Die Prämisse „ständig erreichbar sein zu müssen“ kann gesundheitliche Folgen nach sich ziehen. Foto: dpa

Die Deutschen wollen laut einer Umfrage des Marktforschungsinstituts GfK nicht immer und überall erreichbar sein. Doch im weltweiten Vergleich stehen sie mit dieser Haltung ziemlich allein da.

Nürnberg - Chat-App, SMS, Mail und Telefon: Die ständige Erreichbarkeit empfinden nur wenige Deutsche als erstrebenswert. Das Smartphone stets im Anschlag, den Blick ständig aufs Display gerichtet - das ist für die meisten Bundesbürger anscheinend Stress. Eine Umfrage ergab zumindest, dass es den Deutschen nicht wichtig ist, immer und überall erreichbar zu sein. Nur 16 Prozent halten die ständige Erreichbarkeit für wichtig, wie die GfK am Dienstag mitteilte. Anders sieht es im Ausland aus.

Im internationalen Durchschnitt beträgt die Zustimmungsrate 42 Prozent. Vor allem in Russland und China ist die Erreichbarkeit den Befragten besonders wichtig. Dort stimmen jeweils 56 Prozent der Befragten der Aussage „Für mich ist es wichtig, immer und überall erreichbar zu sein“ zu - gefolgt von der Türkei (53 Prozent) und Mexiko (50 Prozent).

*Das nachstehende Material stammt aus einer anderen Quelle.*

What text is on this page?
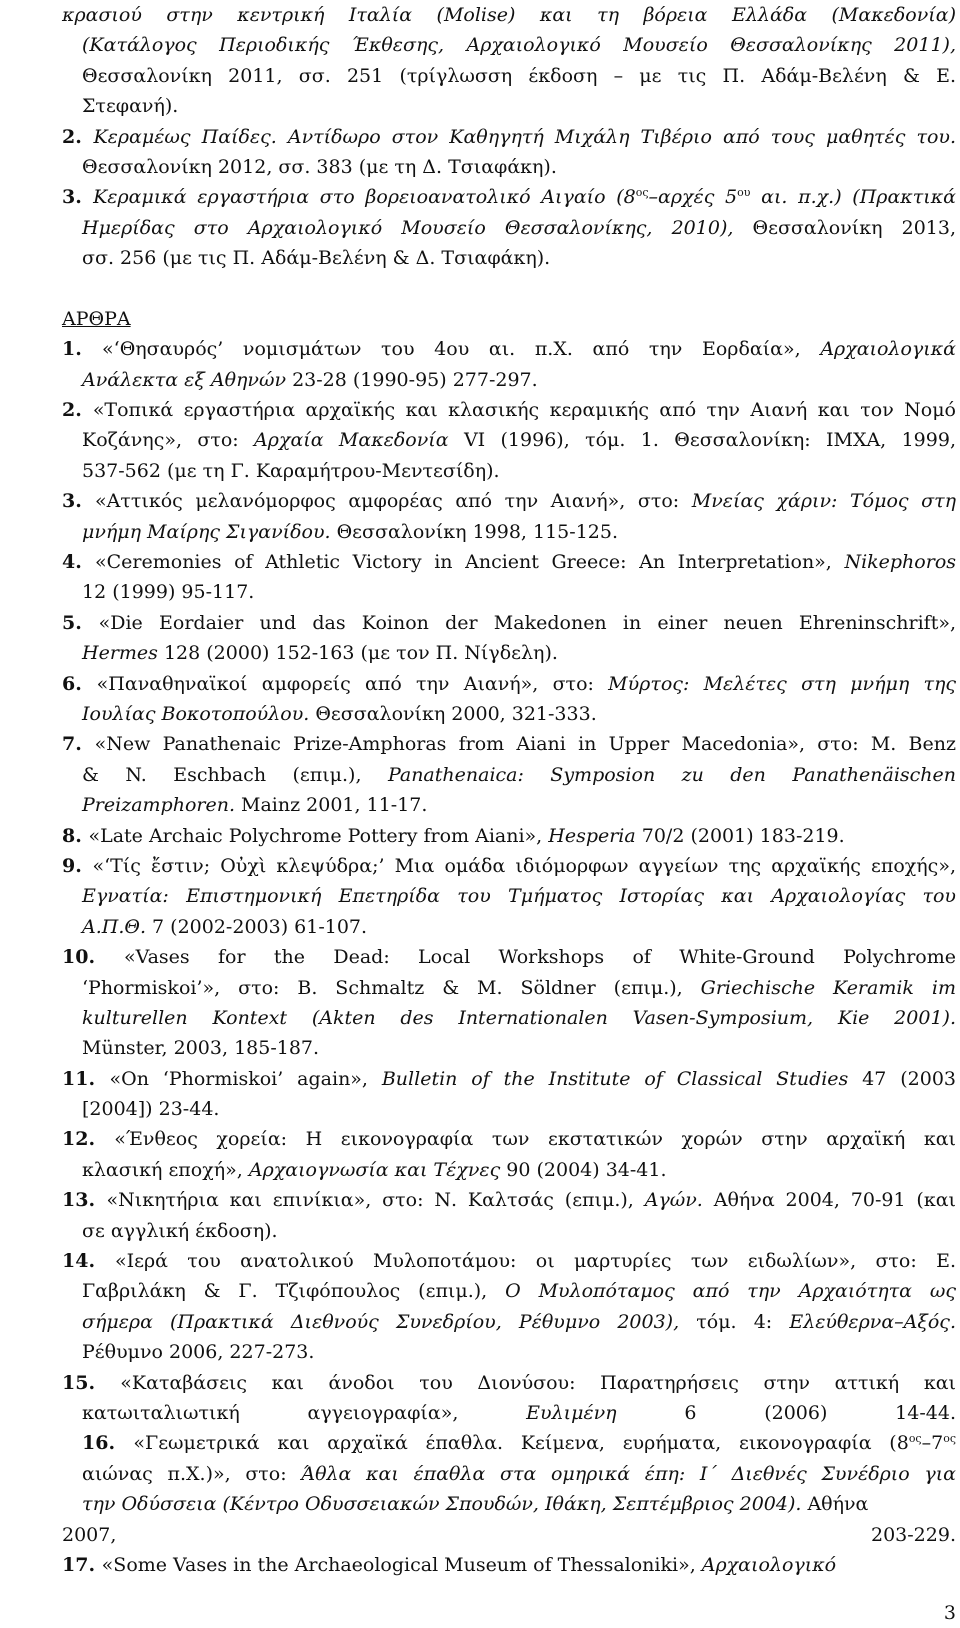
κρασιού στην κεντρική Ιταλία (Molise) και τη βόρεια Ελλάδα (Μακεδονία)
(Κατάλογος Περιοδικής Έκθεσης, Αρχαιολογικό Μουσείο Θεσσαλονίκης 2011),
Θεσσαλονίκη 2011, σσ. 251 (τρίγλωσση έκδοση – με τις Π. Αδάμ-Βελένη & Ε.
Στεφανή).
2. Κεραμέως Παίδες. Αντίδωρο στον Καθηγητή Μιχάλη Τιβέριο από τους μαθητές του.
Θεσσαλονίκη 2012, σσ. 383 (με τη Δ. Τσιαφάκη).
3. Κεραμικά εργαστήρια στο βορειοανατολικό Αιγαίο ($8^{o\varsigma}$–αρχές $5^{o\upsilon}$ αι. π.χ.) (Πρακτικά
Ημερίδας στο Αρχαιολογικό Μουσείο Θεσσαλονίκης, 2010), Θεσσαλονίκη 2013,
σσ. 256 (με τις Π. Αδάμ-Βελένη & Δ. Τσιαφάκη).
ΑΡΘΡΑ
1. «‘Θησαυρός’ νομισμάτων του 4ου αι. π.Χ. από την Εορδαία», Αρχαιολογικά
Ανάλεκτα εξ Αθηνών 23-28 (1990-95) 277-297.
2. «Τοπικά εργαστήρια αρχαϊκής και κλασικής κεραμικής από την Αιανή και τον Νομό
Κοζάνης», στο: Αρχαία Μακεδονία VI (1996), τόμ. 1. Θεσσαλονίκη: ΙΜΧΑ, 1999,
537-562 (με τη Γ. Καραμήτρου-Μεντεσίδη).
3. «Αττικός μελανόμορφος αμφορέας από την Αιανή», στο: Μνείας χάριν: Τόμος στη
μνήμη Μαίρης Σιγανίδου. Θεσσαλονίκη 1998, 115-125.
4. «Ceremonies of Athletic Victory in Ancient Greece: An Interpretation», Nikephoros
12 (1999) 95-117.
5. «Die Eordaier und das Koinon der Makedonen in einer neuen Ehreninschrift»,
Hermes 128 (2000) 152-163 (με τον Π. Νίγδελη).
6. «Παναθηναϊκοί αμφορείς από την Αιανή», στο: Μύρτος: Μελέτες στη μνήμη της
Ιουλίας Βοκοτοπούλου. Θεσσαλονίκη 2000, 321-333.
7. «New Panathenaic Prize-Amphoras from Aiani in Upper Macedonia», στο: M. Benz
& N. Eschbach (επιμ.), Panathenaica: Symposion zu den Panathenäischen
Preizamphoren. Mainz 2001, 11-17.
8. «Late Archaic Polychrome Pottery from Aiani», Hesperia 70/2 (2001) 183-219.
9. «‘Τίς ἔστιν; Οὐχὶ κλεψύδρα;’ Μια ομάδα ιδιόμορφων αγγείων της αρχαϊκής εποχής»,
Εγνατία: Επιστημονική Επετηρίδα του Τμήματος Ιστορίας και Αρχαιολογίας του
Α.Π.Θ. 7 (2002-2003) 61-107.
10. «Vases for the Dead: Local Workshops of White-Ground Polychrome
‘Phormiskoi’», στο: B. Schmaltz & M. Söldner (επιμ.), Griechische Keramik im
kulturellen Kontext (Akten des Internationalen Vasen-Symposium, Kie 2001).
Münster, 2003, 185-187.
11. «On ‘Phormiskoi’ again», Bulletin of the Institute of Classical Studies 47 (2003
[2004]) 23-44.
12. «Ένθεος χορεία: Η εικονογραφία των εκστατικών χορών στην αρχαϊκή και
κλασική εποχή», Αρχαιογνωσία και Τέχνες 90 (2004) 34-41.
13. «Νικητήρια και επινίκια», στο: Ν. Καλτσάς (επιμ.), Αγών. Αθήνα 2004, 70-91 (και
σε αγγλική έκδοση).
14. «Ιερά του ανατολικού Μυλοποτάμου: οι μαρτυρίες των ειδωλίων», στο: Ε.
Γαβριλάκη & Γ. Τζιφόπουλος (επιμ.), Ο Μυλοπόταμος από την Αρχαιότητα ως
σήμερα (Πρακτικά Διεθνούς Συνεδρίου, Ρέθυμνο 2003), τόμ. 4: Ελεύθερνα–Αξός.
Ρέθυμνο 2006, 227-273.
15. «Καταβάσεις και άνοδοι του Διονύσου: Παρατηρήσεις στην αττική και
κατωιταλιωτική αγγειογραφία», Ευλιμένη 6 (2006) 14-44.
16. «Γεωμετρικά και αρχαϊκά έπαθλα. Κείμενα, ευρήματα, εικονογραφία ($8^{o\varsigma}-7^{o\varsigma}$
αιώνας π.Χ.)», στο: Άθλα και έπαθλα στα ομηρικά έπη: Ι΄ Διεθνές Συνέδριο για
την Οδύσσεια (Κέντρο Οδυσσειακών Σπουδών, Ιθάκη, Σεπτέμβριος 2004). Αθήνα
2007, 203-229.
17. «Some Vases in the Archaeological Museum of Thessaloniki», Αρχαιολογικό
3
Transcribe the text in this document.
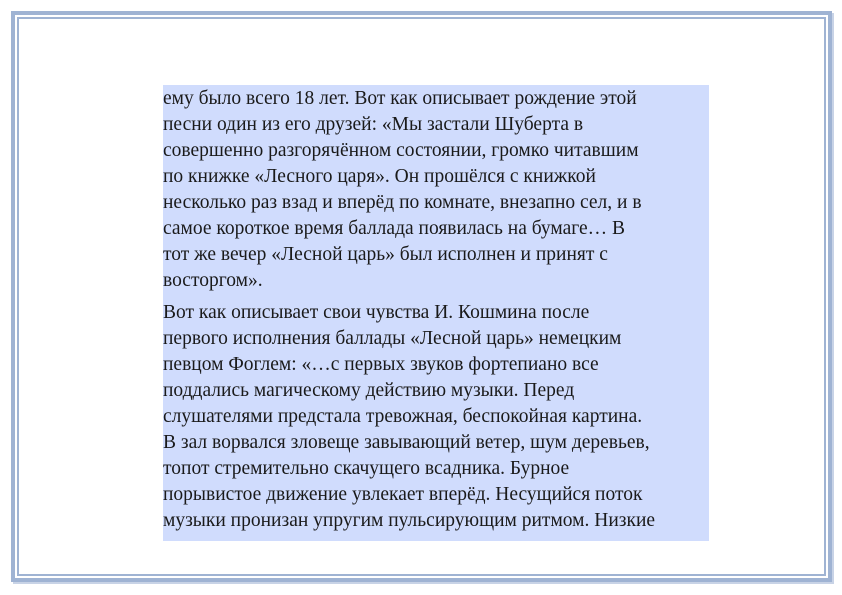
ему было всего 18 лет. Вот как описывает рождение этой
песни один из его друзей: «Мы застали Шуберта в
совершенно разгорячённом состоянии, громко читавшим
по книжке «Лесного царя». Он прошёлся с книжкой
несколько раз взад и вперёд по комнате, внезапно сел, и в
самое короткое время баллада появилась на бумаге… В
тот же вечер «Лесной царь» был исполнен и принят с
восторгом».

Вот как описывает свои чувства И. Кошмина после
первого исполнения баллады «Лесной царь» немецким
певцом Фоглем: «…с первых звуков фортепиано все
поддались магическому действию музыки. Перед
слушателями предстала тревожная, беспокойная картина.
В зал ворвался зловеще завывающий ветер, шум деревьев,
топот стремительно скачущего всадника. Бурное
порывистое движение увлекает вперёд. Несущийся поток
музыки пронизан упругим пульсирующим ритмом. Низкие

Deutsche mit gesünderer Einstellung

Dabei legten die Deutschen die gesündere Einstellung an den Tag, meinen Experten. E-Mails, SMS und andere Handy-Kommunikation nach Feierabend stehen seit längerem in der Kritik, weil ein Zusammenhang mit Stress und psychischen Erkrankungen vermutet wird. „Die ständige Erreichbarkeit ist absolut ungesund, weil wir überhaupt keine Gelegenheit mehr haben, abzuschalten und uns gehen zu lassen“, sagt Gesundheitspsychologin Julia Scharnhorst.

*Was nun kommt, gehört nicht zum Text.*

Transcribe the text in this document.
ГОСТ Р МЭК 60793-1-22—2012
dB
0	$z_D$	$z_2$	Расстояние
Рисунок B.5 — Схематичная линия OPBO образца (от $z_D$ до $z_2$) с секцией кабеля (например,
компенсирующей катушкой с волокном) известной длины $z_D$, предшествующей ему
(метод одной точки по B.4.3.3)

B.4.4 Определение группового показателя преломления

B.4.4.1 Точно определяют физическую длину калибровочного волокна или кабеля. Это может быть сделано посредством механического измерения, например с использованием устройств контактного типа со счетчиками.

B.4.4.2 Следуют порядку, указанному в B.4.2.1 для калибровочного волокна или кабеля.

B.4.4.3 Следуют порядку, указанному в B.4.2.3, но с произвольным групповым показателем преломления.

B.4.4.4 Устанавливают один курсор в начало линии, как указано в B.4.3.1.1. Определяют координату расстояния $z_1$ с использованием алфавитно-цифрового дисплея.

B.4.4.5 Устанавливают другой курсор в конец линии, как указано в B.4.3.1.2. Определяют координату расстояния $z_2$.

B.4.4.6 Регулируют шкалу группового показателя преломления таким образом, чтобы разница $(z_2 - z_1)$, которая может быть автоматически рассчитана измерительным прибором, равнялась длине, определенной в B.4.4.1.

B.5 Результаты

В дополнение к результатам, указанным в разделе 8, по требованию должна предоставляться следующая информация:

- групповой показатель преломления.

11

Den Druck, ständig erreichbar zu sein und ständig sofort reagieren zu müssen, erlebt sie in ihrer täglichen Arbeit gerade bei jungen Menschen sehr stark. „Junge haben oft viel zu viele Kontakte und setzen sich dann gegenseitig unter Druck, immer schnell zu antworten“, sagt Scharnhorst. Das laufe dann unter dem Vorwurf: „Ich sehe doch, dass du online bist, warum hast du mir noch nicht geantwortet?“ Teils resultierten aus dem Druck auch Streitigkeiten. „Es haben sich schon Freundschaften getrennt deswegen. Manche empfinden das als Vernachlässigung oder Beleidigung“, betont sie.

Im internationalen Vergleich der Altersgruppen zeigt sich laut der GfK-Studie auch, dass es vor allem den Menschen zwischen 30 und 39 Jahren wichtig ist, ständig und überall erreichbar zu sein: Knapp die Hälfte stimmt hier der Aussage zu, dass dies wichtig ist - dicht gefolgt von den 20- bis 29-Jährigen (45 Prozent) und den Teenagern (43 Prozent). Einen Unterschied zwischen Männern und Frauen bei der Zustimmung gibt es der Umfrage zufolge nicht.

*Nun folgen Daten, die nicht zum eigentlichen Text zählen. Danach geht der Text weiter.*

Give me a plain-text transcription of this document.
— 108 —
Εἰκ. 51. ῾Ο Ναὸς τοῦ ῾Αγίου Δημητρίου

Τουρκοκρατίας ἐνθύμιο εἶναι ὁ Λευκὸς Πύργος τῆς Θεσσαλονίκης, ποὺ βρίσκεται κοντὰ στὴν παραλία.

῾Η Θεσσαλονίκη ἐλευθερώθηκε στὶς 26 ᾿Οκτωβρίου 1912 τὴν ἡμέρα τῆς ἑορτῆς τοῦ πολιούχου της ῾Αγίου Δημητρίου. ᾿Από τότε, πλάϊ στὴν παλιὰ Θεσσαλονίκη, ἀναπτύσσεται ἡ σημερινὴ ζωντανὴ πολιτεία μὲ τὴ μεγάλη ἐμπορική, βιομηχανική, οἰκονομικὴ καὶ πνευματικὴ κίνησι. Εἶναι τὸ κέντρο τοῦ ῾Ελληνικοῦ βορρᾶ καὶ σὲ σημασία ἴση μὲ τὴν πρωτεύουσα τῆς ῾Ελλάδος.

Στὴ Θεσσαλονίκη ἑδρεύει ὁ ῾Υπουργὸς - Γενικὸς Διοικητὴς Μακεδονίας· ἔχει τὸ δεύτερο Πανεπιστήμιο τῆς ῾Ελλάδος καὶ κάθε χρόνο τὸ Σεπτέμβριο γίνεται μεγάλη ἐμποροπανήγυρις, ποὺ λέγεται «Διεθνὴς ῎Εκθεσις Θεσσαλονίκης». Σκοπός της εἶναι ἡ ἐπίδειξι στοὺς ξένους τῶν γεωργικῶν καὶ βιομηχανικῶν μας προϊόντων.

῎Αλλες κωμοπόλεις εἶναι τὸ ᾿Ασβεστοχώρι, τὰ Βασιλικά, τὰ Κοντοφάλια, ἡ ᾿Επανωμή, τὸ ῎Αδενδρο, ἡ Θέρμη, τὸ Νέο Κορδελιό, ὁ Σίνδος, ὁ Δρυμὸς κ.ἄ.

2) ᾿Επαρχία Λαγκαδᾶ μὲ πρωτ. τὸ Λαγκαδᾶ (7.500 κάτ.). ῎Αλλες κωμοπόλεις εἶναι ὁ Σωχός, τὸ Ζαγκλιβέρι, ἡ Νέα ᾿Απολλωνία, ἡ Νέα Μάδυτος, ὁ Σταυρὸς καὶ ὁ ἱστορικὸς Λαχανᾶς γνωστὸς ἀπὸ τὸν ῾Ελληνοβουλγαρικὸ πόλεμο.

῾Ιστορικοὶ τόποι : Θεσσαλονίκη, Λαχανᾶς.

„Ständige Erreichbarkeit“ verursacht Druck

Insgesamt sei die Zahl der Krankheiten wegen psychischen Störungen in den vergangenen Jahren massiv gestiegen, sagt Scharnhorst. „Und das Thema „Ständige Erreichbarkeit“ ist seit Jahren schon ein Teil davon.“ Noch ungesünder sei es, wenn der Druck für Erreichbarkeit nicht von den Freizeit-Kontakten, sondern von der Arbeit komme. Einige Unternehmen regeln zum Gesundheitsschutz ihrer Angestellten deshalb inzwischen sogar den Einsatz von Smartphones oder Tablets in der Freizeit.

Die Länder-Unterschiede zwischen den 27 000 befragten Internetnutzern von 15 Jahren an führen Experten auf die Unterschiede in den Kulturen zurück. „Es gibt Kulturen, da sind der familiäre Zusammenhalt und die Menge an Kontakten viel größer. Da kommen schon mehrere Hundert zur Hochzeit“, sagt Scharnhorst. Daraus resultierten andere Ansprüche an soziale Netze und andere Traditionen.

Die Expertin rät dennoch dazu, dass Handy auch mal auszumachen: „Wir brauchen einfach Zeiten, wo wir komplett abschalten können und nicht noch mit halbem Gehirn im Arbeitsmodus sind“, warnt sie.